Watching all this are the drug companies who have invested millions in diabetes compounds. Will the FDA require companies to perform more detailed clinical trials? Will companies be asked to prove that their drugs do more than lower the patients glucose levels? Is it even possible with new standards to conclusively prove that a drug has no long term adverse events? (Keep in mind that Avandia and Actos were on the market for nearly seven years before we learned of a new adverse event an increased incidence of bone fractures.)

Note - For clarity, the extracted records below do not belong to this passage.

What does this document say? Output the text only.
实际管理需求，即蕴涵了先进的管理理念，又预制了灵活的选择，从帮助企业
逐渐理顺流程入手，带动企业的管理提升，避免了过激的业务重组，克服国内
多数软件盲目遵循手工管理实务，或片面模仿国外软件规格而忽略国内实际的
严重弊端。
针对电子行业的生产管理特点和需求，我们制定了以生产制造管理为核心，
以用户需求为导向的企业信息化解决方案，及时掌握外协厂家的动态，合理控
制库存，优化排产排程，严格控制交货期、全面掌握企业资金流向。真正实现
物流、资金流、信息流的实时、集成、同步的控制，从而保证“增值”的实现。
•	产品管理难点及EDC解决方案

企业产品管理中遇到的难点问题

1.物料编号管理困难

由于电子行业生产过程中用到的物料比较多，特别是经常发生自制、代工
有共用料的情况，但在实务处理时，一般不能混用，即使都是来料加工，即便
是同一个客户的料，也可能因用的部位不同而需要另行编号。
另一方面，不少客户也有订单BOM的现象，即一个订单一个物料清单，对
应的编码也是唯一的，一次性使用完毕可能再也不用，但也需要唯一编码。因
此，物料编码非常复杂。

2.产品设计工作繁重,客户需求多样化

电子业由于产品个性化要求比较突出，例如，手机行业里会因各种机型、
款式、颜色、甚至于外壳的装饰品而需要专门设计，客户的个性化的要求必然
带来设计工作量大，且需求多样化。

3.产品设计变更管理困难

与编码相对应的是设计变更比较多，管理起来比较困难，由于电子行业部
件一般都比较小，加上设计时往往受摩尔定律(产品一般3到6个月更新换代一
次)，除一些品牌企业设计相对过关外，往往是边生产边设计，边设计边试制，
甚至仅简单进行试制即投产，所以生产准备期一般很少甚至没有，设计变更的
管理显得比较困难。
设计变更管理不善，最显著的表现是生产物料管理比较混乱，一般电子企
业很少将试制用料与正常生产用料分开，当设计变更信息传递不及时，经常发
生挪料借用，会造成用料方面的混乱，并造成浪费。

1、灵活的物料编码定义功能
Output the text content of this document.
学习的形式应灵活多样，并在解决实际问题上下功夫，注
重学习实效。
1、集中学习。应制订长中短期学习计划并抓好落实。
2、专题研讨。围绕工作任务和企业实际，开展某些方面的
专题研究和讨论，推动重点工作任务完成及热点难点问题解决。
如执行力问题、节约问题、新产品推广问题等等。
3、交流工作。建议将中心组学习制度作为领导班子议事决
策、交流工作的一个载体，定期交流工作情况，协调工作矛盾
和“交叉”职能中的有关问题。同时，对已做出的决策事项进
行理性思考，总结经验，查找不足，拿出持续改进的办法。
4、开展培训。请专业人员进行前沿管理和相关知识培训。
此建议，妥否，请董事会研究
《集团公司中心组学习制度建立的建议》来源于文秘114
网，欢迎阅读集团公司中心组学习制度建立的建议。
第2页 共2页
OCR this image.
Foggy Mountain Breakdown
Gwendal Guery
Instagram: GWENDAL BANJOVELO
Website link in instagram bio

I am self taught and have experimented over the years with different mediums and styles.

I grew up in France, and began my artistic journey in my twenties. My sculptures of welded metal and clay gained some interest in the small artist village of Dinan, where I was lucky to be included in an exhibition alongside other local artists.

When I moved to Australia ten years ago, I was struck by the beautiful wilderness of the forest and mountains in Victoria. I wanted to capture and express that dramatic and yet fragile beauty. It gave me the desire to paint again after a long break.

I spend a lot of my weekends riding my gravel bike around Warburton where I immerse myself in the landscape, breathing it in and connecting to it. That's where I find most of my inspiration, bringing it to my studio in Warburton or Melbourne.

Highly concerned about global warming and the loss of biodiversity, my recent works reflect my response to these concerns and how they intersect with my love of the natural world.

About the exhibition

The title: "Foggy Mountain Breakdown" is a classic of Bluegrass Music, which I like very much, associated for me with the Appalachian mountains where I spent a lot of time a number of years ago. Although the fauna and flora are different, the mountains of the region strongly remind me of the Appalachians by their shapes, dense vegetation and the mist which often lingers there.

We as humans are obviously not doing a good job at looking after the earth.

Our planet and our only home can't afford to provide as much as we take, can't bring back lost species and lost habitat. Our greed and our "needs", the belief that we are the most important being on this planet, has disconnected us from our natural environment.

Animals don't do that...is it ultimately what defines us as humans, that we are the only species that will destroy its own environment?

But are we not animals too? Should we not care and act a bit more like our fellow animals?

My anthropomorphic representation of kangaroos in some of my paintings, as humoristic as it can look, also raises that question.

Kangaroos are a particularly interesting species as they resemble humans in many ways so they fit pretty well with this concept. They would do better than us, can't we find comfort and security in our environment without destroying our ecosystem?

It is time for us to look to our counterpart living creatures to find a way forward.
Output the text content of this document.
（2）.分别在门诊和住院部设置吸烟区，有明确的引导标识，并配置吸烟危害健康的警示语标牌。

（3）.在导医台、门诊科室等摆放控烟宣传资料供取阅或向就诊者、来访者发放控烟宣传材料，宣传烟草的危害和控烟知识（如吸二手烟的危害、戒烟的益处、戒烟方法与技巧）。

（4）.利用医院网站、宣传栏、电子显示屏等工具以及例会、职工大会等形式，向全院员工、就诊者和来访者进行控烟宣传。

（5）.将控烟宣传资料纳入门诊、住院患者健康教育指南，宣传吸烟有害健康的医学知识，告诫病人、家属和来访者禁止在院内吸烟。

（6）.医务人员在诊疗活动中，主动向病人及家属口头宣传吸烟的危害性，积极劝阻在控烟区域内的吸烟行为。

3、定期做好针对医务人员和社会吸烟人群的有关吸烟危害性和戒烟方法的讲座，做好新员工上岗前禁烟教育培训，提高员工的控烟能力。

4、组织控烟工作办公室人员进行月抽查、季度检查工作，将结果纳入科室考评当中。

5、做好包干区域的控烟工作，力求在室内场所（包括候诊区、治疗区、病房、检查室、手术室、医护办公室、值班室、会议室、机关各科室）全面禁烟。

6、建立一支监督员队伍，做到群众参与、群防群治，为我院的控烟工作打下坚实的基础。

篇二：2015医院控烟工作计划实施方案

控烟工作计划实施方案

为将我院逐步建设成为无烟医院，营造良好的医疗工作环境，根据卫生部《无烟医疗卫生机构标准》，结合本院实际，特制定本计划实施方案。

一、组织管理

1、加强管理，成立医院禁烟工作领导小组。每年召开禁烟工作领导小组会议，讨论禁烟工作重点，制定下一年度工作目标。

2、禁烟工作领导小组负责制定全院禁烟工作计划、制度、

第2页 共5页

What’s needed here is clarity, consistency and compromise. Drug companies will not risk millions to develop new and potentially better drugs when they aren’t sure how these drugs will be evaluated. Patients and the physicians who treat them would benefit if the various groups put their petty differences behind them and agreed on just what is good control. It would equally beneficial if these same groups would agree on treatment standards. What this means is that everyone must agree to disagree on some points so that we can have some clarity and consistency. Put simply compromise is the order of the day. Unfortunately compromise has been in short supply when it comes to diabetes.
With diabetes growing at epidemic rates, becoming a healthcare and economic crisis compromise is not just required but imperative. The stakes here are high and can be best summed up by something Herbert Bayard Swope, a noted journalist, said during a speech back in 1950; “I cannot give you the formula for success, but I can give you the formula for failure, which is: Try to please everybody.”